会議で配布する書類の内容に不備があった時や、内容にアップデートがある時は、一度印刷したものは、修正したデータで印刷して差し替えなくてはなりません。差し替え前の書類も中に機密情報が含まれていたら、すぐシュレッダーにかけて廃棄しなければなりません。また、配布書類にうっかり古いページが混じっていないかも確認しなければなりません。

デジタルデータであれば、古いバージョンを上書きしたり、モバイルコンテンツマネジメントシステムを使って版管理を行えば、いつでも誰でも最新の情報にアクセスする仕組みを簡単に実現できます。

小さい字が見えづらい

小さい文字で印刷してしまうと、病や老化で視力が落ちてきた人にとっては読むのがつらくなります。かといって、大きなサイズの字ばかりで印刷してしまうと、紙面を消費するわりに情報量は少なくなり、書類の枚数が増えてしまいます。さまざまな人の視力の差に応じた配慮がしづらいです。モバイルデバイスでの閲覧ならば、ピンチインピンチアウトの操作で拡大縮小も簡単にでき、フォントサイズを変更などすれば、その人に合わせた形での表示が可能です。

情報漏えいのリスク

監視の行き届いていないところで紙を無断でコピーして配布されてしまう、誰かに勝手に手渡されてしまうなどのリスクがあります。
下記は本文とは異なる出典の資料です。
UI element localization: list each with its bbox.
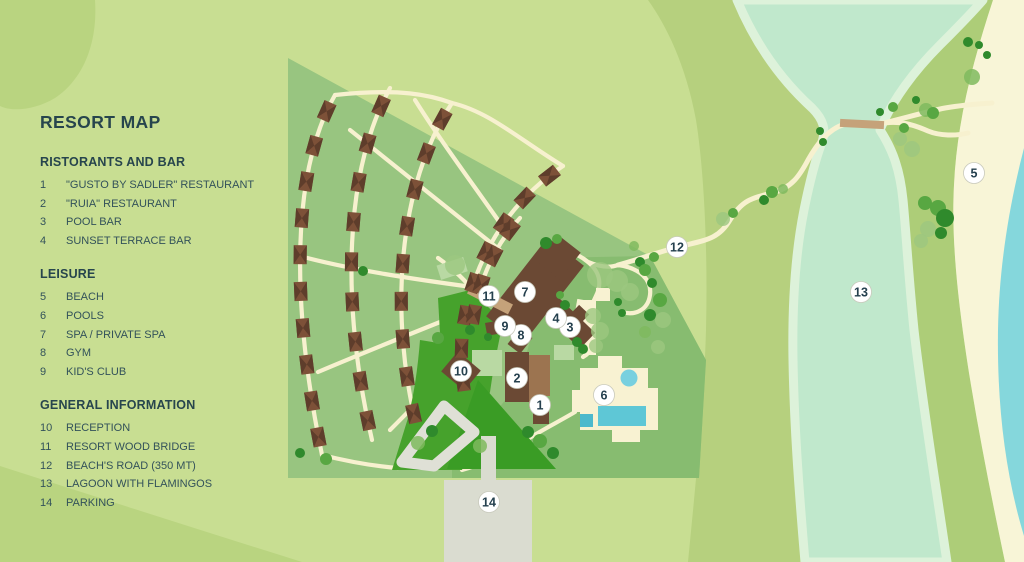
- villa-roof: [295, 208, 309, 228]
- tree: [547, 447, 559, 459]
- svg-text:8: 8: [518, 328, 525, 342]
- legend-item-label: RESORT WOOD BRIDGE: [66, 438, 285, 457]
- legend-item-label: RECEPTION: [66, 419, 285, 438]
- legend-item: 6POOLS: [40, 307, 285, 326]
- legend-item: 14PARKING: [40, 494, 285, 513]
- svg-text:12: 12: [670, 240, 684, 254]
- legend-section-heading: GENERAL INFORMATION: [40, 398, 285, 412]
- tree: [426, 425, 438, 437]
- page-title: RESORT MAP: [40, 112, 285, 133]
- map-marker-1: 1: [530, 395, 551, 416]
- svg-text:9: 9: [502, 319, 509, 333]
- tree: [644, 309, 656, 321]
- legend-item-number: 11: [40, 438, 66, 457]
- legend-item-number: 7: [40, 326, 66, 345]
- main-building: [529, 355, 550, 396]
- svg-text:5: 5: [971, 166, 978, 180]
- legend-item-number: 8: [40, 344, 66, 363]
- villa-roof: [299, 354, 314, 374]
- legend-item-label: GYM: [66, 344, 285, 363]
- map-marker-10: 10: [451, 361, 472, 382]
- legend-item-number: 2: [40, 195, 66, 214]
- resort-map-page: 1234567891011121314 RESORT MAP RISTORANT…: [0, 0, 1024, 562]
- legend-item-number: 3: [40, 213, 66, 232]
- map-marker-6: 6: [594, 385, 615, 406]
- tree: [716, 212, 730, 226]
- tree: [936, 209, 954, 227]
- legend-item-label: LAGOON WITH FLAMINGOS: [66, 475, 285, 494]
- tree: [618, 309, 626, 317]
- tree: [411, 436, 425, 450]
- villa-roof: [345, 252, 358, 271]
- legend-sections: RISTORANTS AND BAR1"GUSTO BY SADLER" RES…: [40, 155, 285, 512]
- legend-item-number: 10: [40, 419, 66, 438]
- legend-panel: RESORT MAP RISTORANTS AND BAR1"GUSTO BY …: [40, 112, 285, 512]
- tree: [964, 69, 980, 85]
- svg-text:11: 11: [482, 289, 495, 303]
- map-marker-13: 13: [851, 282, 872, 303]
- map-marker-9: 9: [495, 316, 516, 337]
- tree: [560, 300, 570, 310]
- tree: [914, 234, 928, 248]
- legend-item-number: 9: [40, 363, 66, 382]
- legend-item: 7SPA / PRIVATE SPA: [40, 326, 285, 345]
- tree: [358, 266, 368, 276]
- legend-item-label: "GUSTO BY SADLER" RESTAURANT: [66, 176, 285, 195]
- tree: [295, 448, 305, 458]
- legend-item-number: 5: [40, 288, 66, 307]
- legend-item-label: BEACH'S ROAD (350 MT): [66, 457, 285, 476]
- map-marker-14: 14: [479, 492, 500, 513]
- tree: [927, 107, 939, 119]
- pool-deck-surface: [572, 356, 658, 442]
- tree: [893, 132, 907, 146]
- svg-text:1: 1: [537, 398, 544, 412]
- tree: [589, 339, 603, 353]
- legend-item-label: SPA / PRIVATE SPA: [66, 326, 285, 345]
- legend-item-label: POOLS: [66, 307, 285, 326]
- tree: [899, 123, 909, 133]
- tree: [484, 333, 492, 341]
- legend-item-label: KID'S CLUB: [66, 363, 285, 382]
- legend-item-label: PARKING: [66, 494, 285, 513]
- tree: [759, 195, 769, 205]
- svg-text:7: 7: [522, 285, 529, 299]
- small-pool: [580, 414, 593, 427]
- legend-item: 9KID'S CLUB: [40, 363, 285, 382]
- villa-roof: [345, 292, 359, 312]
- villa-roof: [346, 212, 361, 232]
- tree: [728, 208, 738, 218]
- map-marker-4: 4: [546, 308, 567, 329]
- tree: [766, 186, 778, 198]
- legend-item: 13LAGOON WITH FLAMINGOS: [40, 475, 285, 494]
- svg-text:13: 13: [854, 285, 868, 299]
- legend-item-label: BEACH: [66, 288, 285, 307]
- tree: [522, 426, 534, 438]
- tree: [819, 138, 827, 146]
- map-marker-12: 12: [667, 237, 688, 258]
- tree: [778, 184, 788, 194]
- pool-pavilion: [596, 288, 610, 301]
- villa-roof: [399, 366, 415, 387]
- tree: [912, 96, 920, 104]
- map-marker-2: 2: [507, 368, 528, 389]
- tree: [320, 453, 332, 465]
- tree: [621, 283, 639, 301]
- legend-item-number: 12: [40, 457, 66, 476]
- tree: [647, 278, 657, 288]
- villa-roof: [455, 339, 469, 358]
- villa-roof: [296, 318, 311, 338]
- legend-item-number: 6: [40, 307, 66, 326]
- villa-roof: [294, 245, 307, 264]
- tree: [432, 332, 444, 344]
- tree: [585, 308, 601, 324]
- svg-text:3: 3: [567, 320, 574, 334]
- tree: [975, 41, 983, 49]
- tree: [876, 108, 884, 116]
- tree: [473, 439, 487, 453]
- tree: [540, 237, 552, 249]
- legend-item: 4SUNSET TERRACE BAR: [40, 232, 285, 251]
- legend-item: 11RESORT WOOD BRIDGE: [40, 438, 285, 457]
- tree: [445, 255, 465, 275]
- legend-item: 2"RUIA" RESTAURANT: [40, 195, 285, 214]
- tree: [963, 37, 973, 47]
- villa-roof: [348, 331, 363, 351]
- map-marker-7: 7: [515, 282, 536, 303]
- legend-item: 12BEACH'S ROAD (350 MT): [40, 457, 285, 476]
- legend-item-number: 14: [40, 494, 66, 513]
- legend-item: 8GYM: [40, 344, 285, 363]
- tree: [552, 234, 562, 244]
- tree: [918, 196, 932, 210]
- legend-item: 5BEACH: [40, 288, 285, 307]
- tree: [904, 141, 920, 157]
- legend-item-number: 4: [40, 232, 66, 251]
- legend-item-label: "RUIA" RESTAURANT: [66, 195, 285, 214]
- main-pool: [598, 406, 646, 426]
- legend-section-heading: LEISURE: [40, 267, 285, 281]
- villa-roof: [396, 254, 410, 274]
- tree: [816, 127, 824, 135]
- round-pool: [621, 370, 638, 387]
- tree: [533, 434, 547, 448]
- legend-item: 3POOL BAR: [40, 213, 285, 232]
- tree: [653, 293, 667, 307]
- legend-item-label: SUNSET TERRACE BAR: [66, 232, 285, 251]
- tree: [639, 264, 651, 276]
- map-marker-5: 5: [964, 163, 985, 184]
- legend-item-label: POOL BAR: [66, 213, 285, 232]
- svg-text:10: 10: [454, 364, 468, 378]
- tree: [629, 241, 639, 251]
- svg-text:14: 14: [482, 495, 496, 509]
- tree: [556, 291, 564, 299]
- legend-item-number: 1: [40, 176, 66, 195]
- tree: [888, 102, 898, 112]
- sage-patch: [554, 345, 574, 360]
- tree: [983, 51, 991, 59]
- tree: [578, 344, 588, 354]
- svg-text:4: 4: [553, 311, 560, 325]
- tree: [649, 252, 659, 262]
- map-marker-11: 11: [479, 286, 500, 307]
- legend-item-number: 13: [40, 475, 66, 494]
- villa-roof: [294, 282, 308, 302]
- tree: [465, 325, 475, 335]
- tree: [935, 227, 947, 239]
- legend-section-heading: RISTORANTS AND BAR: [40, 155, 285, 169]
- legend-item: 10RECEPTION: [40, 419, 285, 438]
- villa-roof: [395, 292, 408, 311]
- tree: [591, 322, 609, 340]
- tree: [651, 340, 665, 354]
- legend-item: 1"GUSTO BY SADLER" RESTAURANT: [40, 176, 285, 195]
- svg-text:2: 2: [514, 371, 521, 385]
- tree: [639, 326, 651, 338]
- tree: [614, 298, 622, 306]
- tree: [655, 312, 671, 328]
- villa-roof: [396, 329, 410, 349]
- svg-text:6: 6: [601, 388, 608, 402]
どこかに捨てる、忘れるなどして、見知らぬ誰かの手に渡ってしまうこともあり得ます。デジタルデータのセキュリティについては、機密情報を社外に出さないためのデバイスコントロールや、データの暗号化、ファイルの失効機能などを搭載した製品が多数存在し、情報漏えいのリスクを減らし、データ活用の安全性を担保することができます。

遠隔地の人、複数の人への配布

紙の資料や書籍は、遠隔地にいる人には、自分が移動してハンドキャリーで届けるか、郵送するくらいしかありません。また、拡散力は、単純に紙の枚数や、ばらまく手段の力(流通)が大きく左右してしまいます。デジタルならば、共有や送付も電子的に行うことができるので、一瞬で行うことが可能です。

紙とデジタル、両方の利点を生かしたい

紙は、「五感を生かしたい場面」に有効です。特に、芸術分野や手作業では、紙である利点が生かせる部分が多いといえます。パソコンやモバイルデバイスを必要としないので、誰でも手軽に参照できるのは大きなメリットです。また、電気や電波の届きにくい地域や災害時での活用も考えられます。

デジタルでの資料配布は、紙だと難しい版の管理、資料の差し替え、有効期間の設定などが簡単にできるメリットがあります。管理が簡単になれば、作業効率も上がるので、残業の削減、働き方改革にもつなげることができます。もちろん、印刷や保管のためのコストも削減できます。

双方のメリットを活かすシーンとして、たとえば、お客様先に営業に行く場合を考えてみましょう。営業担当者が持参したパソコンでプレゼンテーションを行い、後日、お客様が参照するための紙のカタログをお渡しするケースがあります。プレゼンデータがデジタルであれば、アニメーションや動画などを使ってわかりやすく説明ができます。一方で、後でお客様が参照するカタログが紙ならば、PCなどを必要とせず、気軽に見ていただけるメリットがあります。このように、シーンに合わせた形で紙(アナログ)の良さを生かしながらデジタルを上手に活用すれば相乗効果が得られるでしょう。